In societal, political, constitutional and electoral terms we are divided. And that continuing division mean that political representatives – right the way up the chain from councillor, MLA, MP, Minister and First Minister – will have to make complex decisions on what they say and where they decide to go.

The nature of what I do as a commentator and writer means that I have had long and very difficult conversations with terrorists (and I know that people don’t even like that particular description) from both sides of the conflict.

Partly because I want to know why they chose to join paramilitary organisations, and also because I want to know what they think 30 years on from the August and October ceasefires in 1994.

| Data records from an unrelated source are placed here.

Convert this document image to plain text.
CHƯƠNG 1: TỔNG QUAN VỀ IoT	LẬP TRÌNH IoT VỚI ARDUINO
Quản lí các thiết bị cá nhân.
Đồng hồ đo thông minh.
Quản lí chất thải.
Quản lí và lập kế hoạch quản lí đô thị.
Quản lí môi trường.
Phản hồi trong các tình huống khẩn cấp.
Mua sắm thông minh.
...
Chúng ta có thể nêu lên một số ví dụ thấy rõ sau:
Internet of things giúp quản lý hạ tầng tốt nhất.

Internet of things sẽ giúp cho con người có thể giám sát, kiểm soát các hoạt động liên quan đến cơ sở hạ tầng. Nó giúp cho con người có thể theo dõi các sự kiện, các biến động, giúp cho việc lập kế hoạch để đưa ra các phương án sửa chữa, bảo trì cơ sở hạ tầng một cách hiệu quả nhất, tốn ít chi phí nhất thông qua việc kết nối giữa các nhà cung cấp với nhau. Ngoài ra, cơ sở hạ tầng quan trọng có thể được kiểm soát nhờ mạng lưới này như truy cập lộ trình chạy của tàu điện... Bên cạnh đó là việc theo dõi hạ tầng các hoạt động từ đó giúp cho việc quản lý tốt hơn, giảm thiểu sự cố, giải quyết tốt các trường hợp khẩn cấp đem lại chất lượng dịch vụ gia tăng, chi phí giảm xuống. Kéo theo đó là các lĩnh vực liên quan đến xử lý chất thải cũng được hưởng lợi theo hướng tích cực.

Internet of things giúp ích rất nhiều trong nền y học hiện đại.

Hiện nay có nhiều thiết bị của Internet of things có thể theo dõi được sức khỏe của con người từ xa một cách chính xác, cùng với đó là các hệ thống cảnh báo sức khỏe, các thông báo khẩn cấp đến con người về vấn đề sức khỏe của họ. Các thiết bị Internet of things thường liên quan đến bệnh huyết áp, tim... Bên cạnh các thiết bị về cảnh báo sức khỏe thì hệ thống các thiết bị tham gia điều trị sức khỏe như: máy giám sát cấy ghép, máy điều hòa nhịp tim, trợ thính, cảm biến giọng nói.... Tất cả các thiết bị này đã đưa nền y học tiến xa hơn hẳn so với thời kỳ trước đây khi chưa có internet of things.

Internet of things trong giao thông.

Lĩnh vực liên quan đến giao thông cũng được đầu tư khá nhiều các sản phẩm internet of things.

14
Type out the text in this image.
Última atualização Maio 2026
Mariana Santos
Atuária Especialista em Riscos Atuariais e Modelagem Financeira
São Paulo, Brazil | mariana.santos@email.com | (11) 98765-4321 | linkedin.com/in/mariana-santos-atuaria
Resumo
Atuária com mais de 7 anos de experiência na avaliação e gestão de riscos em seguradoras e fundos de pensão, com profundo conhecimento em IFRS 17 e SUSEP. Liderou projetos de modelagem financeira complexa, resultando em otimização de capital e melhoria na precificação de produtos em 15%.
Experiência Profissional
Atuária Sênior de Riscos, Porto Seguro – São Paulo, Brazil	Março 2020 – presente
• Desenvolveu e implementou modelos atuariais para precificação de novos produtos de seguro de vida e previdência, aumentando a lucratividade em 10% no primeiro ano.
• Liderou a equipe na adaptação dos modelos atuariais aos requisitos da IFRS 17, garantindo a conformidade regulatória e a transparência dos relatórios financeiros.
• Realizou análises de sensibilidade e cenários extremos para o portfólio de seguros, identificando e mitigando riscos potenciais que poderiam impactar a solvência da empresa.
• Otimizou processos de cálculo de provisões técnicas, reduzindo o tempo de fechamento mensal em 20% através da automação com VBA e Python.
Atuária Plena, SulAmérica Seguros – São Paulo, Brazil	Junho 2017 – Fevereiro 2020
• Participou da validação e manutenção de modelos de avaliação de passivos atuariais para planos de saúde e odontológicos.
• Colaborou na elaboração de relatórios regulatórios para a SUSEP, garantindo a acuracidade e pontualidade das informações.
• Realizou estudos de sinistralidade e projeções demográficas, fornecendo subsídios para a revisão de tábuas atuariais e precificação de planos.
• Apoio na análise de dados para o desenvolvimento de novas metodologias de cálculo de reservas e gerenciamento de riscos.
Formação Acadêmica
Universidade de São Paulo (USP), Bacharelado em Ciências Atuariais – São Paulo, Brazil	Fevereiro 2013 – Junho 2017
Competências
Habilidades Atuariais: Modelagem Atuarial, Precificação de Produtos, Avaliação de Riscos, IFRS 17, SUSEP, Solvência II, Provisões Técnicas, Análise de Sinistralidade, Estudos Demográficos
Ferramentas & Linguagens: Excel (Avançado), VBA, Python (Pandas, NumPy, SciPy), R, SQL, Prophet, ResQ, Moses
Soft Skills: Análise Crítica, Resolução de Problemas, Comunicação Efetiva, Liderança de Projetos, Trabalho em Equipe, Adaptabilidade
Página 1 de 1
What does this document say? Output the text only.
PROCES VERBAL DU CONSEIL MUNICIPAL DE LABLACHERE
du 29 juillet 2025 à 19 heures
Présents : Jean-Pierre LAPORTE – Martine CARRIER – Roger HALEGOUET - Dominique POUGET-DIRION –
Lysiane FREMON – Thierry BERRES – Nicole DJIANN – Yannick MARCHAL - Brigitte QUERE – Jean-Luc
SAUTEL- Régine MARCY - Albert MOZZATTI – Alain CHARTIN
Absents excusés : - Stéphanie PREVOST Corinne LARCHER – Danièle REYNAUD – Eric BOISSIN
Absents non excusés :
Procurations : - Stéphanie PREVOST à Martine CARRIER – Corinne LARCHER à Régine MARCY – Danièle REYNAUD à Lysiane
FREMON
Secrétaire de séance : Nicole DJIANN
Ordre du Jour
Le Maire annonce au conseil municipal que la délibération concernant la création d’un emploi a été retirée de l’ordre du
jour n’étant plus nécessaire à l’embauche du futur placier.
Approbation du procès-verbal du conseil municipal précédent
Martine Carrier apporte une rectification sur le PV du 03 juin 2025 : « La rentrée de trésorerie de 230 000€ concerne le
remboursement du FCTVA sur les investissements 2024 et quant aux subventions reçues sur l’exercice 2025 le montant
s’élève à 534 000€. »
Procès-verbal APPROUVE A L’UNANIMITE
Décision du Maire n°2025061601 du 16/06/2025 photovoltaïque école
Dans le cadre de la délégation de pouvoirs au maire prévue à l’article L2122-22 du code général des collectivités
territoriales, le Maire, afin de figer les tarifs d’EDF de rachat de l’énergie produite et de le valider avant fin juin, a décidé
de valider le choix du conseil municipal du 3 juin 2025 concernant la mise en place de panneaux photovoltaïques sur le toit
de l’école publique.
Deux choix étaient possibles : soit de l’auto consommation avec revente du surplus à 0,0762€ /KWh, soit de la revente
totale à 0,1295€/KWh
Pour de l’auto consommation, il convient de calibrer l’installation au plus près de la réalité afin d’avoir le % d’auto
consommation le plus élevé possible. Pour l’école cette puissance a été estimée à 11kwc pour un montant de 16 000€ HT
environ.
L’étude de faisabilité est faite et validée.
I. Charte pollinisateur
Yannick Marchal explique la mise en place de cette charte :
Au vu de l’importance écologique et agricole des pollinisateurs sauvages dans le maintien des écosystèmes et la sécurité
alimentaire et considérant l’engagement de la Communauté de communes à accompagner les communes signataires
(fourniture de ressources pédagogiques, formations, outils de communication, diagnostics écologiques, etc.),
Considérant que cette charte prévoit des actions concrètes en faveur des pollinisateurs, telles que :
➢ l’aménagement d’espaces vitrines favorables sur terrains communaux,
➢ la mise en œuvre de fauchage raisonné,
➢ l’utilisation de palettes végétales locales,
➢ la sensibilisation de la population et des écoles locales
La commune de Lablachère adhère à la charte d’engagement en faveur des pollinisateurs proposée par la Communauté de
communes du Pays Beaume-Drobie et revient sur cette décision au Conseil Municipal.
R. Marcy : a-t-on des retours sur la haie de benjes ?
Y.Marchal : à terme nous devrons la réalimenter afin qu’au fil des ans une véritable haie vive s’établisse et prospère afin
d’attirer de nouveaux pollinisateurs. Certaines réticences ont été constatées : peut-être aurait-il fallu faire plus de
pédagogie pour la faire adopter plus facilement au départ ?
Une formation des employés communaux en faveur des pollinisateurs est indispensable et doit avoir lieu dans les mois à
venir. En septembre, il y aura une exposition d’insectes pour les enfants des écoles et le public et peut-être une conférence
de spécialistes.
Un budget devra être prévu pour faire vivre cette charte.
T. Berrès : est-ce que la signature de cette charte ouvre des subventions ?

What strikes me most is the number of them who tell me that there is still a ‘long, long way’ to go before the past really is the past.

And that, to a certain extent, explains why particular occasions can still cause problems.



For so long as the past remains anchored in the present and the future is still being determined by a mountain of difficult memories, competing narratives and unfinished business, then for so long will the first and deputy first ministers (along with other party leaders and executive ministers) be forced, to paraphrase Yeats, to ‘tread softly because you tread on crumbling ground’.

Offence is very easily given when trust is a devalued currency. Every motive of your opponent – as they are still regarded in conflict stalemate – will be questioned.

Every decision you, or they, make will be measured against the yardstick of whether it is too much, too soon for your electoral base.

Doing something for the right reason – because you believe it to be in the best collective interests – will often be interpreted as strategy rather than sincerity.

You’re damned by the past. Condemned by the present. And a traitor to the future.

Stalemate is a windowless, doorless, psychological Alcatraz.

Which brings me to the executive. It needs to become an executive for everyone.

The Northern Ireland Executive

If the first and deputy first ministers are – and no offence to them – the show pieces for the big two communities, then the executive must be the place where the hard work, difficult decisions and committed follow-through happen.

It cannot be a place which facilitates stalemate. It must not be a place where the past comes to be nurtured.

All ministers around that executive table must be ministers for everyone. If they’re not: well then, it’s a huge victory for old days and old ways.

When the past wins, we’re condemned to repeat it on continuous loop.